When I awoke next morning Sam had already prepared an elaborate breakfast for me – none of your nancy-boy continental breakfasts here. It consisted of vast quantities of different meats and cheeses along with freshly baked breads and fresh fruit. It was an enormous challenge to the appetite but delicious.

As expected, Sam had planned a full morning’s sightseeing for me, to be followed by lunch back at home before venturing out again in the late afternoon for more visiting. But today would be different. Sam decided that it would be easier to use public transport rather than the bike so we walked up to a nearby bus stop and caught a local bus into the city. The bus ride took about 20min during which time I was the cause of much curiosity for locals. Apart from salaam aleikum and aleikum as-salaam I couldn’t converse with the locals but Sam was very enthusiastic in introducing me to as many people as possible on the bus.

Our first stop was another, but more in-depth, visit to the famous Tabriz  bazaar. The scale of the bazaar was mind-boggling. One could easily get lost in the intricate web of darkened alleyways and secretive caravanserai.

The elegant Sa'at Qabagi or Tabriz Municipality Building

The elegant Sa’at Qabagi or Tabriz Municipality Building

From the bazaar we made our way to the elegant, Tabriz Municipality Building. It was built in the early 20th century by the Germans and now boasts many separate small museums including the Tabriz Municipal Museum and the Tabriz Carpet Museum.

The Municipal Museum housed an eclectic collection of quaint bibs and bobs from 19th and 20th century Tabriz. The outside exhibits included odd things like a collection of early 20th century fire engines and the first taxi in Tabriz (an old W120 Mercedes Benz). Inside, the museum seemed to be dedicated to famous Tabrizi citizens. Important no doubt, but not very rivetting for an outsider.

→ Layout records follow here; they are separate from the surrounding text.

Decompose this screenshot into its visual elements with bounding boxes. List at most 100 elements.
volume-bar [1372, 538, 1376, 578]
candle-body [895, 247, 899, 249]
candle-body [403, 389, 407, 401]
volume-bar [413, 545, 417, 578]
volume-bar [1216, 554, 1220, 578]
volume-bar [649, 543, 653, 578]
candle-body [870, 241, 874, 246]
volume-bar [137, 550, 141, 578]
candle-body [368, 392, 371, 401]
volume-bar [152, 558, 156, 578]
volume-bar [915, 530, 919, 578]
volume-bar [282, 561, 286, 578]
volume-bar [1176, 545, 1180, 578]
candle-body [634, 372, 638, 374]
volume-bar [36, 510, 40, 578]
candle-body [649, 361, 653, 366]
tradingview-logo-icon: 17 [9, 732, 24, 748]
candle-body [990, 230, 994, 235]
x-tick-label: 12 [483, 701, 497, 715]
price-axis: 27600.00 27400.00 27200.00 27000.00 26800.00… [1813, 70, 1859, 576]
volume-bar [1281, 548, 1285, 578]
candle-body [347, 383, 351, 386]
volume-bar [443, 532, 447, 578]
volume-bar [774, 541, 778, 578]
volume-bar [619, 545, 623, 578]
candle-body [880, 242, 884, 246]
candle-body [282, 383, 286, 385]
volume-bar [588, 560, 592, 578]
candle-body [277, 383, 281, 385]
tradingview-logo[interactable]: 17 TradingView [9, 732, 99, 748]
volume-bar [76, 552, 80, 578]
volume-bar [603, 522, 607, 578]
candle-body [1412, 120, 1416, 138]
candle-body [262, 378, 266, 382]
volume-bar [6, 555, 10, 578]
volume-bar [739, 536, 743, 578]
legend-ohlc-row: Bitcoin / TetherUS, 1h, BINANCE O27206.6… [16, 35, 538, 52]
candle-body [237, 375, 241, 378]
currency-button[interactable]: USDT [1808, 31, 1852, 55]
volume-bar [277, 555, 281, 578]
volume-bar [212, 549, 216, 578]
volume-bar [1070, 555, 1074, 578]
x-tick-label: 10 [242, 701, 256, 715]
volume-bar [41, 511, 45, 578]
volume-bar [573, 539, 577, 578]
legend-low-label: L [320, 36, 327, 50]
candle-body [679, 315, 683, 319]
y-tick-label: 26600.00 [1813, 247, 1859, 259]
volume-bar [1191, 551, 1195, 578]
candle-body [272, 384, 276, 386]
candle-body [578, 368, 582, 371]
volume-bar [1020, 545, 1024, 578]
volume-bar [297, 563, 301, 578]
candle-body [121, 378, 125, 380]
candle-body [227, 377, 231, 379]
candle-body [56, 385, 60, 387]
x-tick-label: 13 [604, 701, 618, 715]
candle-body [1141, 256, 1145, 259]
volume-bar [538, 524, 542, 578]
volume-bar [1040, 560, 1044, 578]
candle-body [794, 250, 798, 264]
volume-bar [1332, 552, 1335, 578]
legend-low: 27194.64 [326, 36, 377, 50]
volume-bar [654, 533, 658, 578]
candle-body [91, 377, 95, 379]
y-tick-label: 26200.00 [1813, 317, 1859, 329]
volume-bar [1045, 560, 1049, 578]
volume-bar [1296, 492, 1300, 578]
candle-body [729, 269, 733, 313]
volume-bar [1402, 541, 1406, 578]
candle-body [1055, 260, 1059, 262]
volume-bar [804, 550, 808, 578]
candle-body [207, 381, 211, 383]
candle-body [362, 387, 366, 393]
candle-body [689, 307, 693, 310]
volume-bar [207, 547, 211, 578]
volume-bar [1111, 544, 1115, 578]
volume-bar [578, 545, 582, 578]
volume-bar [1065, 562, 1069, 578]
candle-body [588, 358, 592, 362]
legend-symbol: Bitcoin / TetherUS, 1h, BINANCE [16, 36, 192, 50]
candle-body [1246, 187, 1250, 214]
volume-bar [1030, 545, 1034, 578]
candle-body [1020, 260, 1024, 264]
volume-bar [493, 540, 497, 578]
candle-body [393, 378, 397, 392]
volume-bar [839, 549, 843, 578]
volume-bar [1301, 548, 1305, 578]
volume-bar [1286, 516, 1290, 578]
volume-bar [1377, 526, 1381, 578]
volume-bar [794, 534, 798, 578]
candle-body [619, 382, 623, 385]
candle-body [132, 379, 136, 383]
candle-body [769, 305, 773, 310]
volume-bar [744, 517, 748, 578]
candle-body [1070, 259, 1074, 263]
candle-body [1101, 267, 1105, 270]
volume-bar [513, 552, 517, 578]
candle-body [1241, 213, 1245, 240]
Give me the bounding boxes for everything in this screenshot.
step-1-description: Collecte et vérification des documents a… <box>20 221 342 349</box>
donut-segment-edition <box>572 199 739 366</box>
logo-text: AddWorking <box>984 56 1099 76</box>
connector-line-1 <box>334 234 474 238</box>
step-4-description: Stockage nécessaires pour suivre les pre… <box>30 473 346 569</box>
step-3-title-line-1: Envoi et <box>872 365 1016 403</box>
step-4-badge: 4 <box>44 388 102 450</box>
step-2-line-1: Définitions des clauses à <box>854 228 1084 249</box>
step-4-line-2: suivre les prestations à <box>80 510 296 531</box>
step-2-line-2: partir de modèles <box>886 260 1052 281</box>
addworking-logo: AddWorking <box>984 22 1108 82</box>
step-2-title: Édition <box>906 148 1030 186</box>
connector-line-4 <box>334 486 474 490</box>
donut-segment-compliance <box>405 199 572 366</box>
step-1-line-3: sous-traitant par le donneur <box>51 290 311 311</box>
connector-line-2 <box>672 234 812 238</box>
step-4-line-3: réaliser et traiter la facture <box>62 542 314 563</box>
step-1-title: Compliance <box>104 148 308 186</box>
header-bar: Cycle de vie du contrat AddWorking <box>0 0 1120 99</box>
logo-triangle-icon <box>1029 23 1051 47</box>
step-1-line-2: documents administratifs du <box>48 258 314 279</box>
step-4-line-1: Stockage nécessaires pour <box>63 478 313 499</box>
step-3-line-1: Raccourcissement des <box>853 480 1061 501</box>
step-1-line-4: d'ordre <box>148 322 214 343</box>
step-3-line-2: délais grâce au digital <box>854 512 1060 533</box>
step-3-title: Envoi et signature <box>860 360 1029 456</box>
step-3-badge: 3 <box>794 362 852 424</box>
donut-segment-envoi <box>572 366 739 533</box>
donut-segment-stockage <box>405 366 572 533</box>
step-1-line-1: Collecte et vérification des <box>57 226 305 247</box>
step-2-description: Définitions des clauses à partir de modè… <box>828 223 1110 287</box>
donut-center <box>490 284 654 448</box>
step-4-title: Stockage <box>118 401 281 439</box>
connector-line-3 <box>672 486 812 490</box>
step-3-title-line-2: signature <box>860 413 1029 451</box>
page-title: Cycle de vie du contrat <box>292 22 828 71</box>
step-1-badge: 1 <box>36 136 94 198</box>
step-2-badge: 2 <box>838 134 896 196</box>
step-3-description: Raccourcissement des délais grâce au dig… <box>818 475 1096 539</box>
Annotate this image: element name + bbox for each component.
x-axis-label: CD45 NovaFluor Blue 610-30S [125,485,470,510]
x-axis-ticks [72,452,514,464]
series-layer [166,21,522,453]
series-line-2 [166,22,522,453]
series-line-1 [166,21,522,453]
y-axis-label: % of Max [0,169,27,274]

The small gardens surrounding the building were beautiful, spoilt only by the huge fountain which had been drained for repairs.

Now that's a carpet! This priceless antique carpet measures 25m by 17m. That's Sam in the upper left corner.

Now that’s a carpet! This priceless antique carpet measures 16m by 7m. That’s Sam in the far upper left corner.

In a different wing of the Municipal Building was the Tabriz Carpet Museum.

The highlight of the Carpet Museum was a massive hand-woven carpet measuring 16m by 7m. I asked the museum attendant about the history of the huge carpet but she was only able to tell me that it was “rescued from a wealthy person’s house”. Not really sure what that meant.

Next on Sam’s seemingly endless list of museums was the modest-looking Azarbayjan Museum. It was only mid/late morning but the day was already starting to get uncomfortably hot and, with all the tramping around the streets of Tabriz, I was quickly approaching museum overload.

I waited outside while Sam haggled with the guard about something, all the time fearing the Azarbayjan Museum would turn out to be nothing more than another local council museum.